Several members have been living at their home stations with their family because of outages at home. Some departments, like Ona, are without electric and are running on a generator. While suffering their own hardships, the members are still responding, Frazier said.
“We really haven’t had a problem. We’ve had a good turnout with our members, and other departments have as well,” he said, “which is great, because that means you can start handling multiple calls at the same time.”
Fields is one of those they have helped. His fellow firefighters came to help him get his generator going when he was unable to because of his condition after the wreck. He is now doing the same for others.
The seven VFDs for Cabell County responded to an estimated 581 to 646 calls from Feb. 10 to the early morning of Feb. 19 — loosely about 20% to 25% of the number of calls the departments have averaged together in years past.
The calls range from checking for downed power lines, to cutting down trees, clearing roads or any weather-related needs. They also must respond to the typical calls, such as reported fires or car wrecks.
Barboursville has responded to 145 to 170 calls; it averages 950 for an entire year. Ohio River Road responded to 140 calls, 103 for downed trees and 16 for power lines; it averages 350 a year. Green Valley has responded to 100 to 125 calls and averages 360 calls a year.
Salt Rock has been in the field 50 times for the storm, while it averages around 125 calls in a year. Ona has responded to 55 to 60 calls, about one-third of the 175 to 200 they average a year. In eastern Cabell County, Milton has responded to 71 storm-related calls compared to 600 average calls a year. Culloden has been on 20 to 30 calls when it averages 120 a year.
Fields said the work is overwhelming.
“It’s been nonstop cutting trees,” he said. “No sooner than when they get trees cut, on the way out they are getting trees cut again.”
Both Frazier and Fields agreed the most eerie situation was hearing trees crackling and falling around them as they attempted to clear roads. Fields said the volunteers could cut down trees trying to get to a house and have to cut more just to go back the way they came.
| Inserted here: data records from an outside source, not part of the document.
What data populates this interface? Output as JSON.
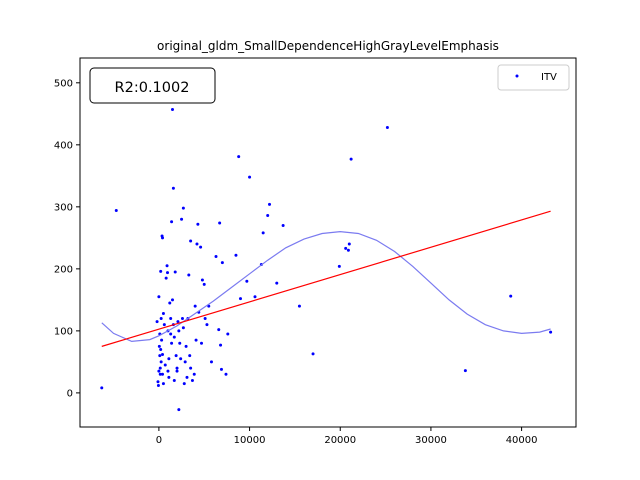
{
  "chart_data": {
    "type": "scatter",
    "title": "original_gldm_SmallDependenceHighGrayLevelEmphasis",
    "xlabel": "",
    "ylabel": "",
    "xlim": [
      -8700,
      46000
    ],
    "ylim": [
      -55,
      540
    ],
    "x_ticks": [
      0,
      10000,
      20000,
      30000,
      40000
    ],
    "x_tick_labels": [
      "0",
      "10000",
      "20000",
      "30000",
      "40000"
    ],
    "y_ticks": [
      0,
      100,
      200,
      300,
      400,
      500
    ],
    "y_tick_labels": [
      "0",
      "100",
      "200",
      "300",
      "400",
      "500"
    ],
    "annotation": "R2:0.1002",
    "legend": {
      "placement": "upper right",
      "entries": [
        "ITV"
      ]
    },
    "grid": false,
    "colors": {
      "points": "#0000ff",
      "fit_line": "#ff0000",
      "smooth_curve": "#7b7bf0"
    },
    "series": [
      {
        "name": "ITV",
        "style": "points",
        "points": [
          [
            -6300,
            8
          ],
          [
            -4700,
            294
          ],
          [
            -200,
            115
          ],
          [
            -100,
            18
          ],
          [
            -50,
            12
          ],
          [
            0,
            155
          ],
          [
            0,
            35
          ],
          [
            50,
            75
          ],
          [
            100,
            60
          ],
          [
            150,
            40
          ],
          [
            100,
            95
          ],
          [
            150,
            30
          ],
          [
            200,
            196
          ],
          [
            200,
            70
          ],
          [
            250,
            120
          ],
          [
            250,
            50
          ],
          [
            300,
            85
          ],
          [
            350,
            253
          ],
          [
            400,
            250
          ],
          [
            400,
            62
          ],
          [
            400,
            30
          ],
          [
            500,
            15
          ],
          [
            500,
            128
          ],
          [
            600,
            110
          ],
          [
            700,
            45
          ],
          [
            800,
            185
          ],
          [
            900,
            205
          ],
          [
            950,
            194
          ],
          [
            1000,
            100
          ],
          [
            1000,
            35
          ],
          [
            1100,
            55
          ],
          [
            1100,
            25
          ],
          [
            1200,
            145
          ],
          [
            1300,
            120
          ],
          [
            1300,
            95
          ],
          [
            1400,
            276
          ],
          [
            1400,
            80
          ],
          [
            1500,
            457
          ],
          [
            1500,
            150
          ],
          [
            1600,
            330
          ],
          [
            1600,
            110
          ],
          [
            1700,
            90
          ],
          [
            1700,
            20
          ],
          [
            1800,
            195
          ],
          [
            1900,
            60
          ],
          [
            2000,
            40
          ],
          [
            2000,
            35
          ],
          [
            2100,
            115
          ],
          [
            2200,
            -27
          ],
          [
            2200,
            100
          ],
          [
            2300,
            80
          ],
          [
            2400,
            55
          ],
          [
            2500,
            280
          ],
          [
            2600,
            120
          ],
          [
            2700,
            298
          ],
          [
            2700,
            105
          ],
          [
            2800,
            15
          ],
          [
            2900,
            50
          ],
          [
            3000,
            75
          ],
          [
            3100,
            25
          ],
          [
            3200,
            120
          ],
          [
            3300,
            190
          ],
          [
            3400,
            60
          ],
          [
            3500,
            245
          ],
          [
            3500,
            40
          ],
          [
            3700,
            20
          ],
          [
            3900,
            30
          ],
          [
            4000,
            140
          ],
          [
            4100,
            85
          ],
          [
            4200,
            240
          ],
          [
            4300,
            272
          ],
          [
            4400,
            130
          ],
          [
            4600,
            235
          ],
          [
            4700,
            80
          ],
          [
            4800,
            182
          ],
          [
            5000,
            175
          ],
          [
            5100,
            120
          ],
          [
            5300,
            110
          ],
          [
            5500,
            140
          ],
          [
            5800,
            50
          ],
          [
            6300,
            220
          ],
          [
            6600,
            102
          ],
          [
            6700,
            274
          ],
          [
            6800,
            77
          ],
          [
            6900,
            38
          ],
          [
            7000,
            210
          ],
          [
            7400,
            30
          ],
          [
            7600,
            95
          ],
          [
            8500,
            222
          ],
          [
            8800,
            381
          ],
          [
            9000,
            152
          ],
          [
            9700,
            180
          ],
          [
            10000,
            348
          ],
          [
            10600,
            155
          ],
          [
            11300,
            207
          ],
          [
            11500,
            258
          ],
          [
            12000,
            286
          ],
          [
            12200,
            304
          ],
          [
            13000,
            177
          ],
          [
            13700,
            270
          ],
          [
            15500,
            140
          ],
          [
            17000,
            63
          ],
          [
            19900,
            204
          ],
          [
            20600,
            233
          ],
          [
            20900,
            230
          ],
          [
            21000,
            240
          ],
          [
            21200,
            377
          ],
          [
            25200,
            428
          ],
          [
            33800,
            36
          ],
          [
            38800,
            156
          ],
          [
            43200,
            98
          ]
        ]
      },
      {
        "name": "",
        "style": "line",
        "points": [
          [
            -6300,
            75
          ],
          [
            43200,
            293
          ]
        ]
      },
      {
        "name": "",
        "style": "curve",
        "points": [
          [
            -6300,
            113
          ],
          [
            -5000,
            96
          ],
          [
            -3000,
            83
          ],
          [
            -1000,
            86
          ],
          [
            0,
            92
          ],
          [
            2000,
            108
          ],
          [
            4000,
            128
          ],
          [
            6000,
            148
          ],
          [
            8000,
            170
          ],
          [
            10000,
            192
          ],
          [
            12000,
            214
          ],
          [
            14000,
            234
          ],
          [
            16000,
            248
          ],
          [
            18000,
            257
          ],
          [
            20000,
            260
          ],
          [
            22000,
            257
          ],
          [
            24000,
            246
          ],
          [
            26000,
            228
          ],
          [
            28000,
            204
          ],
          [
            30000,
            177
          ],
          [
            32000,
            150
          ],
          [
            34000,
            127
          ],
          [
            36000,
            110
          ],
          [
            38000,
            100
          ],
          [
            40000,
            96
          ],
          [
            42000,
            98
          ],
          [
            43200,
            103
          ]
        ]
      }
    ]
  }
}
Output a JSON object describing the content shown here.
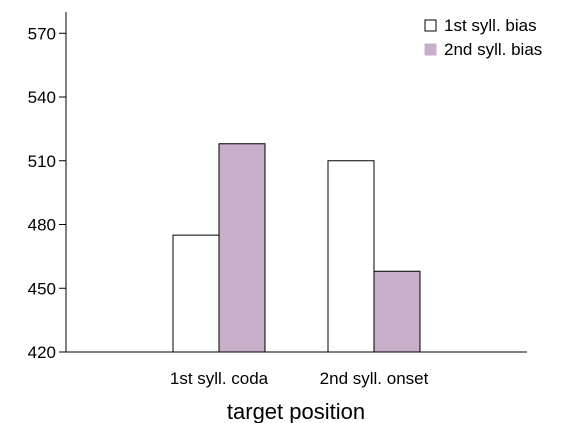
{
  "chart_data": {
    "type": "bar",
    "categories": [
      "1st syll. coda",
      "2nd syll. onset"
    ],
    "series": [
      {
        "name": "1st syll. bias",
        "values": [
          475,
          510
        ],
        "color": "#ffffff"
      },
      {
        "name": "2nd syll. bias",
        "values": [
          518,
          458
        ],
        "color": "#c9aec9"
      }
    ],
    "xlabel": "target position",
    "ylabel": "",
    "ylim": [
      420,
      580
    ],
    "yticks": [
      420,
      450,
      480,
      510,
      540,
      570
    ],
    "grid": false,
    "legend_position": "top-right"
  }
}
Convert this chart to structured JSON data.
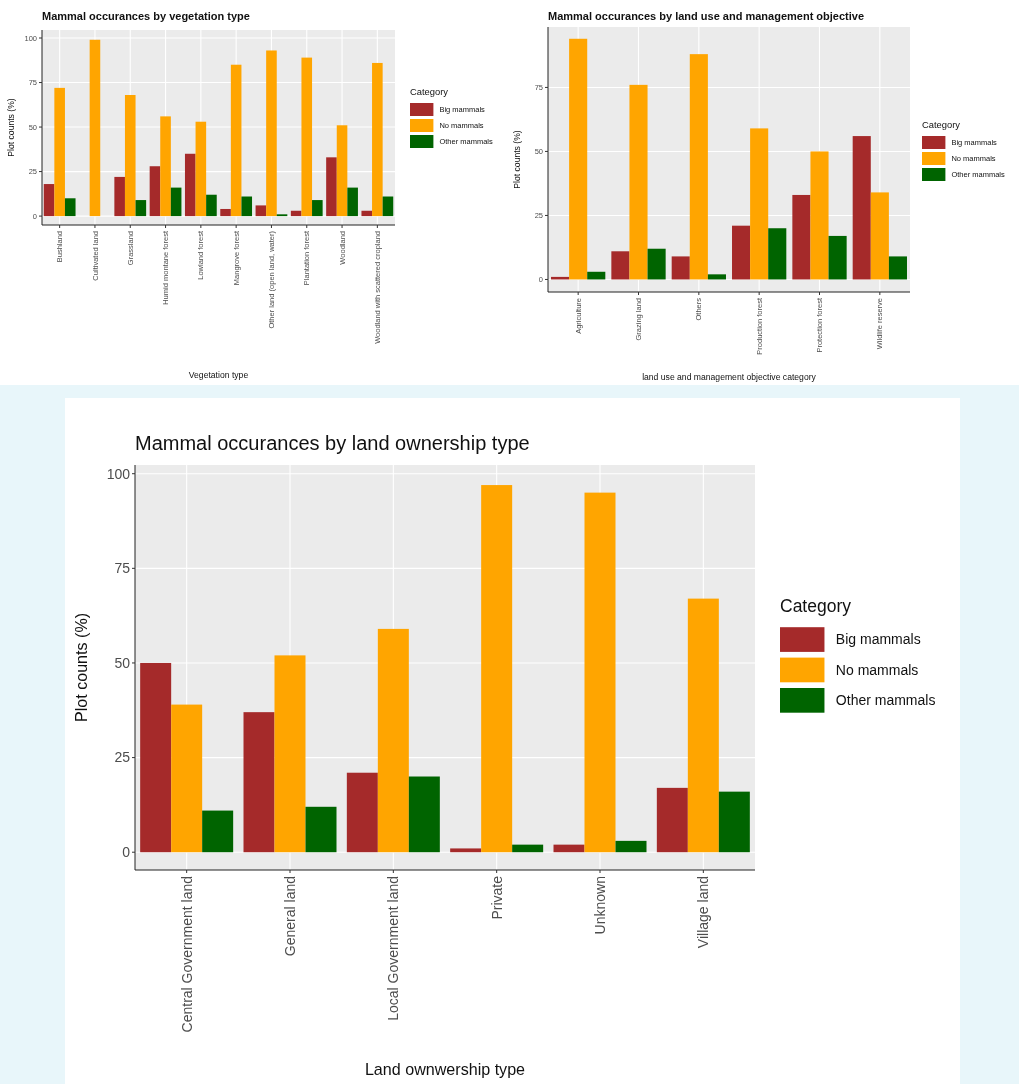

Frazier said in the darkness it was hard to tell if one would hit you. One day crews were on Blue Sulphur Road clearing the area when they got in a situation where the chain saw chain broke and trees were falling around them. Another crew had to get to them so they could drive to safety, he said.
“It looks like a war zone out there when you go down some of these roads,” he said. “Everyone is out there putting 150% in as far as getting these trees removed. Sometimes we can only do so much because we are restricted (in some situations).”
Downed power lines and other hazards slow them down.
As the storms move away and the departments start to catch up on work, the members are hoping they can get back to normal, or whatever normal is with the ongoing COVID-19 pandemic.
Frazier said the focus is now helping the power company, other utility companies and contractors in any way they can.
“We know it’s rough and everybody has gone through it throughout the storm, but please have patience. They will get everything turned back on,” he said.
He said it’s crucial no one be on roads during storms like what were seen last week. He also warned people should stay away from downed power lines or anything that might seem out of the ordinary.
“I know all the fire departments felt when they were trying to access the situation and cut trees down, there was just so much unnecessary traffic on the roads. That causes a whole other problem,” he said.
Even with the few people making it harder, seeing the community give back helps, Frazier said. Businesses have dropped off food and residents have jumped in and worked alongside the VFD crews to help do the work.
Frazier said the little things like those matter tremendously.